UK, France, Germany to hold Iran talks
The three European powers will hold talks on Iran tensions.
2 min read
30 August, 2019
The US pulled out of the nuclear deal in 2018 [Getty]

France, Germany and the UK will on Friday hold talks on ways to keep alive the troubled Iran nuclear deal and protect shipping in the Gulf.

It comes after Iran seized Western tankers in the busy shipping lane, while the US has withdrawn from a 2015 nuclear deal with Iran, and enforced tough new sanctions.

It has led to a sharp rise in tensions between the two countries, which has alarmed European powers.

European powers believe that the deal is the best way to stop Iran acquiring nuclear weapons.

Foreign ministers from the UK, France and Germany - the three European parties to the deal - will be joined by EU diplomatic chief Federica Mogherini for talks at a meeting in Helsinki.
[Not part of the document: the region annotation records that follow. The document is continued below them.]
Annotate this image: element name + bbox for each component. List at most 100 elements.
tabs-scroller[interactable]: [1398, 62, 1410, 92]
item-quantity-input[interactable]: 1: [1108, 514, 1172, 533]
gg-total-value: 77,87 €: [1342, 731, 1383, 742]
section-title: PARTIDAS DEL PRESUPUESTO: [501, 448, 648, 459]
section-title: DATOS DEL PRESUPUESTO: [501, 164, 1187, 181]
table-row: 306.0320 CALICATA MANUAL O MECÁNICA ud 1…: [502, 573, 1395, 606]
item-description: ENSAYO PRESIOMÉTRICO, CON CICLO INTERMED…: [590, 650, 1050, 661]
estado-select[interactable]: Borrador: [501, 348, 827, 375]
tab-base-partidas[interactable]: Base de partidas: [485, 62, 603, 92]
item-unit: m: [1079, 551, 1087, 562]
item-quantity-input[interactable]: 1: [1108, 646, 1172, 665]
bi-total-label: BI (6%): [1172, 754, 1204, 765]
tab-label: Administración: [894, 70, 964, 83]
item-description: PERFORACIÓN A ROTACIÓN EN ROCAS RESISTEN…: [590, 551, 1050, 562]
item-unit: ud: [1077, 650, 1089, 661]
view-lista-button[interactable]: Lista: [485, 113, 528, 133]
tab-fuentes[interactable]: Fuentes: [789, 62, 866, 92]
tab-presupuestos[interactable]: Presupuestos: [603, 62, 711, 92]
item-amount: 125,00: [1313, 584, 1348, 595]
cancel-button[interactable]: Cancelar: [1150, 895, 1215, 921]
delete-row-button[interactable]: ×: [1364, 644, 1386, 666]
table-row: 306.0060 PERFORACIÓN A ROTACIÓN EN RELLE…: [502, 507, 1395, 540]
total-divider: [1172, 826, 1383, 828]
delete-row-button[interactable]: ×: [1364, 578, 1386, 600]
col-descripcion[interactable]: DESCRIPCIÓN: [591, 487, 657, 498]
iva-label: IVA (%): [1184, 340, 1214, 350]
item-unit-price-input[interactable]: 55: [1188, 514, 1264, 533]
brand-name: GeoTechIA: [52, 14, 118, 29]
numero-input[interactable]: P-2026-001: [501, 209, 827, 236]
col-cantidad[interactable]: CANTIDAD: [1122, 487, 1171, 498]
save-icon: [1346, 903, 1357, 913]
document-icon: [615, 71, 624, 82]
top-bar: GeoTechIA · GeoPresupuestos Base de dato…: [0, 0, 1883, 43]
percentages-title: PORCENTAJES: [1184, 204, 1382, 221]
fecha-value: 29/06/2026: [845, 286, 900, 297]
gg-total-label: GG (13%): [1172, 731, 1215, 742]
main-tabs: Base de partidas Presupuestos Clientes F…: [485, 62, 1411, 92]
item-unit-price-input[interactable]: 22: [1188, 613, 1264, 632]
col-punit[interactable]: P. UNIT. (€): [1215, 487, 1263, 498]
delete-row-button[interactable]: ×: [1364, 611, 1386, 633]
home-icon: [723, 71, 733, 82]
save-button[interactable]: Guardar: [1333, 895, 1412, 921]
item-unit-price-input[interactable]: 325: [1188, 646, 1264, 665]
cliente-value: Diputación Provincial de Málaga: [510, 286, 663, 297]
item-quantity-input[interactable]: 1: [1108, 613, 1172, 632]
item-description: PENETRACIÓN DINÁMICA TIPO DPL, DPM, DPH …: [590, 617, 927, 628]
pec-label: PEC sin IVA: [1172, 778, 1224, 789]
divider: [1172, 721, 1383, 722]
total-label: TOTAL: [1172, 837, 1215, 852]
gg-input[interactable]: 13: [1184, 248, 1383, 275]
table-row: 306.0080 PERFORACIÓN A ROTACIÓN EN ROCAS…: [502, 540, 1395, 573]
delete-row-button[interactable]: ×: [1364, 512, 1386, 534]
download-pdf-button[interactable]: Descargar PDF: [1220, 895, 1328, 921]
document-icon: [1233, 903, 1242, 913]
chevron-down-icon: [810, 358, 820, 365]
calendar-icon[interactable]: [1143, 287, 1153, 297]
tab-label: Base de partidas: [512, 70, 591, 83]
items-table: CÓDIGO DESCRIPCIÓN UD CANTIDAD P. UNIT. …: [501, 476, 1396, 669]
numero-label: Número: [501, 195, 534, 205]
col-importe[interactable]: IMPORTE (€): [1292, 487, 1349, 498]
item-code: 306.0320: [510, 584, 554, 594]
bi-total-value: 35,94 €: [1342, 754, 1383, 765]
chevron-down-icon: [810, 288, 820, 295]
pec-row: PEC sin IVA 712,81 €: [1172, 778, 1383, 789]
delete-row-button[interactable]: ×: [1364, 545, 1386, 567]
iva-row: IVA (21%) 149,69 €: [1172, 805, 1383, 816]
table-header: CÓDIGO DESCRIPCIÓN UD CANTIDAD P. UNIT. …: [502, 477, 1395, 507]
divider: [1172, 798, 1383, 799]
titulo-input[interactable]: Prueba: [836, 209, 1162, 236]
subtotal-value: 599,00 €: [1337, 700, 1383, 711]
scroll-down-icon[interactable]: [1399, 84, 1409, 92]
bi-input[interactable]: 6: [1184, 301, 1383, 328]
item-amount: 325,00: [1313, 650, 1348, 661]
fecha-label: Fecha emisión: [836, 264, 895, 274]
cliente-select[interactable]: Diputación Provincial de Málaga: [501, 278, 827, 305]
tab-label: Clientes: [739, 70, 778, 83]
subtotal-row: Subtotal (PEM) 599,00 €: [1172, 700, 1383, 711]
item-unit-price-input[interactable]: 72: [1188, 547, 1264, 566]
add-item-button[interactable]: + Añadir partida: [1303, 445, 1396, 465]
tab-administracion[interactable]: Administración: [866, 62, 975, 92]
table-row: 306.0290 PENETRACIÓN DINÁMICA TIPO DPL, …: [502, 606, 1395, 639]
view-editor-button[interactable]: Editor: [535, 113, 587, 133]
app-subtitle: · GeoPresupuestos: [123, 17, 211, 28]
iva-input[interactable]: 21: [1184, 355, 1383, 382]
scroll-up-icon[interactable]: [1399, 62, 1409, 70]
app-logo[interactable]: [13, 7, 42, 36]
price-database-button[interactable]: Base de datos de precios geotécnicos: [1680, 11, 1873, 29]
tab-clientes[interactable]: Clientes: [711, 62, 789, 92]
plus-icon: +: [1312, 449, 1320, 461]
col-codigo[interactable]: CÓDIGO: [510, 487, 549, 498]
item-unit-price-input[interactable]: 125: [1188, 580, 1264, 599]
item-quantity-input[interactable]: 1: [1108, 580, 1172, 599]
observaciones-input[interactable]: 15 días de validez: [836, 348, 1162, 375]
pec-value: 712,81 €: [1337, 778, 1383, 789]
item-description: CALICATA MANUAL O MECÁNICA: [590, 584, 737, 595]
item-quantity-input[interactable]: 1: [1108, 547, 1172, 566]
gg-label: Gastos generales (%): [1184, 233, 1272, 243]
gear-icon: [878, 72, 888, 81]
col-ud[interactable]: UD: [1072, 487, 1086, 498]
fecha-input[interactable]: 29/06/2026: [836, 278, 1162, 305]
Efforts to shield Iran's economy from the re-imposition of US sanctions have so far being unsuccessful.

The G7 summit last weekend saw Trump indicating his willingness to talk to Iran, raising hopes for the US' European allies.

Mogherini said the EU would support such a move - provided the current deal was preserved. 

UK Foreign Minister Dominic Raab said they would aim to "build on the momentum of the positive G7 talks on Iran".

Trump also indicated he might be open to meet his Iranian counterpart Hassan Rouhani and appeared he could back an idea from France that Iran be given a line of credit to help stabilise its economy.

"The nuclear deal is the only deal on the table that prevents Iran from getting a nuclear weapon and we will continue working together to encourage Iran to uphold the agreement in full," Raab said.

"We also need the broadest international support possible to tackle the threats to international shipping in the Strait of Hormuz."

The UK has joined the US' Operation Sentinel mission to protect commercial shipping through the Gulf and commercially vital Strait of Hormuz.

Mogherini on Thursday gave a cautious welcome to the idea of US-Iran talks but stressed that "first and foremost what is existing needs to be preserved" - including the 2015 deal.

In response to the US pulling out of the deal and re-imposing sanctions, Tehran has breached certain limits on its nuclear production imposed by the accord.